Brown recently told the Statesboro Herald he stopped receiving federal prisoners earlier this year because he needs the space for local inmates. He has cited a need for a jail expansion, a need that Bulloch County Manager Tom Couch acknowledged existed far before Brown’s election in 2016.
But Howard disagrees with the decision to refuse federal inmates, who each bring in $50 revenue daily.
By not accepting federal inmates to be housed in the jail, the county is losing “$400,000 to $500,000 a year,” he said, adding that he supports a suggestion to use available bed space in the adjacent Bulloch County Correctional Institution to house inmates.
He praised Brown’s Drug Abuse Resistance and Education, or DARE, efforts.
“DARE officers do a whale of a job, and I have no complaints with that,” he said.
But if elected, he said he hopes to add the Choosing Healthy Activities and Methods Promoting Safety, or CHAMPS, program as well. Designed by the Georgia Sheriff’s Association, the program is aimed at fifth-graders.
Howard also spoke of the importance of a sheriff working closely with county leaders for the betterment of citizens.
“Brown has publicly threatened to sue commissioners if he didn’t get what he wants. I looked back at (a video of a sheriff’s debate between Brown and another candidate in 2016) and he made that threat during the debate,” he said.

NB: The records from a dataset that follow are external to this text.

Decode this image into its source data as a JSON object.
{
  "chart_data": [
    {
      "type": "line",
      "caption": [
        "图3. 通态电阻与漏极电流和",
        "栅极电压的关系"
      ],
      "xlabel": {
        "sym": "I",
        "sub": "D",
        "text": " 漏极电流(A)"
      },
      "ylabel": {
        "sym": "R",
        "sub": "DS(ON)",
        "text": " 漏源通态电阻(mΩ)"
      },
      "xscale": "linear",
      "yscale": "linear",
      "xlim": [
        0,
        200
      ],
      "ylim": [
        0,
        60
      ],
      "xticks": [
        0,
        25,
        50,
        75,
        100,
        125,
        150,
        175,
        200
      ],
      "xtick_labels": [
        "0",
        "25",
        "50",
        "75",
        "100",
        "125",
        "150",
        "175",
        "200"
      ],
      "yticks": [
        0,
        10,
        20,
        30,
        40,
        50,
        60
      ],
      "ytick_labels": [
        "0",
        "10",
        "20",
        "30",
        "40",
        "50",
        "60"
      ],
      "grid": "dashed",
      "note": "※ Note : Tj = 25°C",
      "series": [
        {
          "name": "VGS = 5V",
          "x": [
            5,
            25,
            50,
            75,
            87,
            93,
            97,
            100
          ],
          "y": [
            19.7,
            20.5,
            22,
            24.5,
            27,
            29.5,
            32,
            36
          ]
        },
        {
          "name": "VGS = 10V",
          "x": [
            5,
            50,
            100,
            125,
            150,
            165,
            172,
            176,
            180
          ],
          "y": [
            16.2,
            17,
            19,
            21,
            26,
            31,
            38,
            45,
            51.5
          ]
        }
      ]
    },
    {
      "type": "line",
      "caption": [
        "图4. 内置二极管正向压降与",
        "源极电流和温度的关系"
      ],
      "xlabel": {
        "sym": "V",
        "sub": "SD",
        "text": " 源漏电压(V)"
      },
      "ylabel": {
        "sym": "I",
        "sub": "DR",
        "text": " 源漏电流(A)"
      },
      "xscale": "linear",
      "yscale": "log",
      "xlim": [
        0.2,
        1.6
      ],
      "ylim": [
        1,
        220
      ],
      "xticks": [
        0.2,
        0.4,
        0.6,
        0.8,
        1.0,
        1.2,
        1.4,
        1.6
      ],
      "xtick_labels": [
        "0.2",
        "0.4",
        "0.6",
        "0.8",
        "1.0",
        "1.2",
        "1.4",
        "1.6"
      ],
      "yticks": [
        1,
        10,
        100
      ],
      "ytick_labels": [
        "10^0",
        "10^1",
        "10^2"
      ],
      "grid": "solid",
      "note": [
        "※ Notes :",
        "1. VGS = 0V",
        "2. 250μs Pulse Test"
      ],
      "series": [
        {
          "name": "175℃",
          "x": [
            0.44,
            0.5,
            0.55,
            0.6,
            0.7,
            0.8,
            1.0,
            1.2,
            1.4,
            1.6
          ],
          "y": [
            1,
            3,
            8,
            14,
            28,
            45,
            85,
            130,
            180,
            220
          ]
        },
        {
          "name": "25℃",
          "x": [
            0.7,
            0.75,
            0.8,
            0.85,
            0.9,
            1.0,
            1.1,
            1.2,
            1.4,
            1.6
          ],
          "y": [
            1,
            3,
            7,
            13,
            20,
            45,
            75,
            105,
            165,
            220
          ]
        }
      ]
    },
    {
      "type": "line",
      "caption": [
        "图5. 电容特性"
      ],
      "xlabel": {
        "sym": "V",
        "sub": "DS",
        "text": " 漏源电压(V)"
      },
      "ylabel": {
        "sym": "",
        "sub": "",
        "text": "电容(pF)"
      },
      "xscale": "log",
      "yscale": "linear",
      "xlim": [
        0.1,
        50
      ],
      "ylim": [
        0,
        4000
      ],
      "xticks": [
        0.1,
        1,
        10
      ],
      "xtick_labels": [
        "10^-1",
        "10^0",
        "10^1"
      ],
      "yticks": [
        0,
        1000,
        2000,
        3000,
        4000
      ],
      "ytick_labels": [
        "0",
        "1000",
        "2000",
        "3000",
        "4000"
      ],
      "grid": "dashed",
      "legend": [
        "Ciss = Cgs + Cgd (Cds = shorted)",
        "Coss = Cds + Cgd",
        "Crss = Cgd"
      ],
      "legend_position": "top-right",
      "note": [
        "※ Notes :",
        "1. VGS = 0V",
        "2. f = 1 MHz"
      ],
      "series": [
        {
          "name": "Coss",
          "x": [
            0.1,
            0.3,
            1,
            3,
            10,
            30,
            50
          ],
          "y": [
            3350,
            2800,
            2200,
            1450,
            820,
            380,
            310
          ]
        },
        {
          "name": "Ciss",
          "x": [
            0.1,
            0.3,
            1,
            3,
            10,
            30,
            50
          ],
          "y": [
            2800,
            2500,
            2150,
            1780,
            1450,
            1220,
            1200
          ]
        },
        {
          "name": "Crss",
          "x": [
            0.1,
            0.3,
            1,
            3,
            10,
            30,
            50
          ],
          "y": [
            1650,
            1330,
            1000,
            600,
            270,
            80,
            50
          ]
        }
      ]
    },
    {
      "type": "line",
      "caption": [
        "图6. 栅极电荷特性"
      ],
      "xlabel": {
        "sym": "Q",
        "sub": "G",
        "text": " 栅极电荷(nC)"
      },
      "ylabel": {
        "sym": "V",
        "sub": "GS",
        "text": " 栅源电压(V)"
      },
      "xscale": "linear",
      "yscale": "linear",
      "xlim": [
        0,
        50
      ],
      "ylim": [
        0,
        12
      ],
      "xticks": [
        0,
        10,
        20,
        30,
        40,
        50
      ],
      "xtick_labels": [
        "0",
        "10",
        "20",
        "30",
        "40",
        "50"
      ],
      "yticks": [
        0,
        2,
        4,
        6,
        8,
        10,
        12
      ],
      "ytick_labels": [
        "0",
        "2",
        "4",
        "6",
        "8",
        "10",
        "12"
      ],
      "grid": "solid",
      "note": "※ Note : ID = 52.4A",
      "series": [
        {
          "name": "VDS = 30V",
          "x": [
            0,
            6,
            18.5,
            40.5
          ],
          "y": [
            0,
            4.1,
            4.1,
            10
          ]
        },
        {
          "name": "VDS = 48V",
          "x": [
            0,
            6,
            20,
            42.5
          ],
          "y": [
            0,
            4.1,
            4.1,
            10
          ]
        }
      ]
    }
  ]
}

Problems arise when one department makes demands that could affect other departments, he told the group.
“When you rob Peter to pay Paul, you end up with potholes and unpaved dirt roads.”
Another idea he spoke of was to use “veterans, retired officers” and others as reserve deputies in situations in which a certified officer is not needed. The positions could be voluntary or paid at a lower rate that a deputy, he said.
In wrapping up, Howard promised that, if elected, he would be a good steward of taxpayers’ money, work with the county leaders to resolve budget and jail overcrowding concerns, engage in partnerships with other governmental and law enforcement agencies, and keep the public better informed about what is going on within the Sheriff’s Office.
“We have got to do the best with the people’s money that we can do,” he said. “We have got to have an administrator who is not in it for political or personal gain, one who will work with commissioners, communicate with the public, who networks with partners. One person can’t win the race.”
Derr said Brown will be able to address the Bulloch County Republican Party at its next meeting Oct. 8. The Statesboro Herald will be present to cover the upcoming meeting and Brown’s presentation.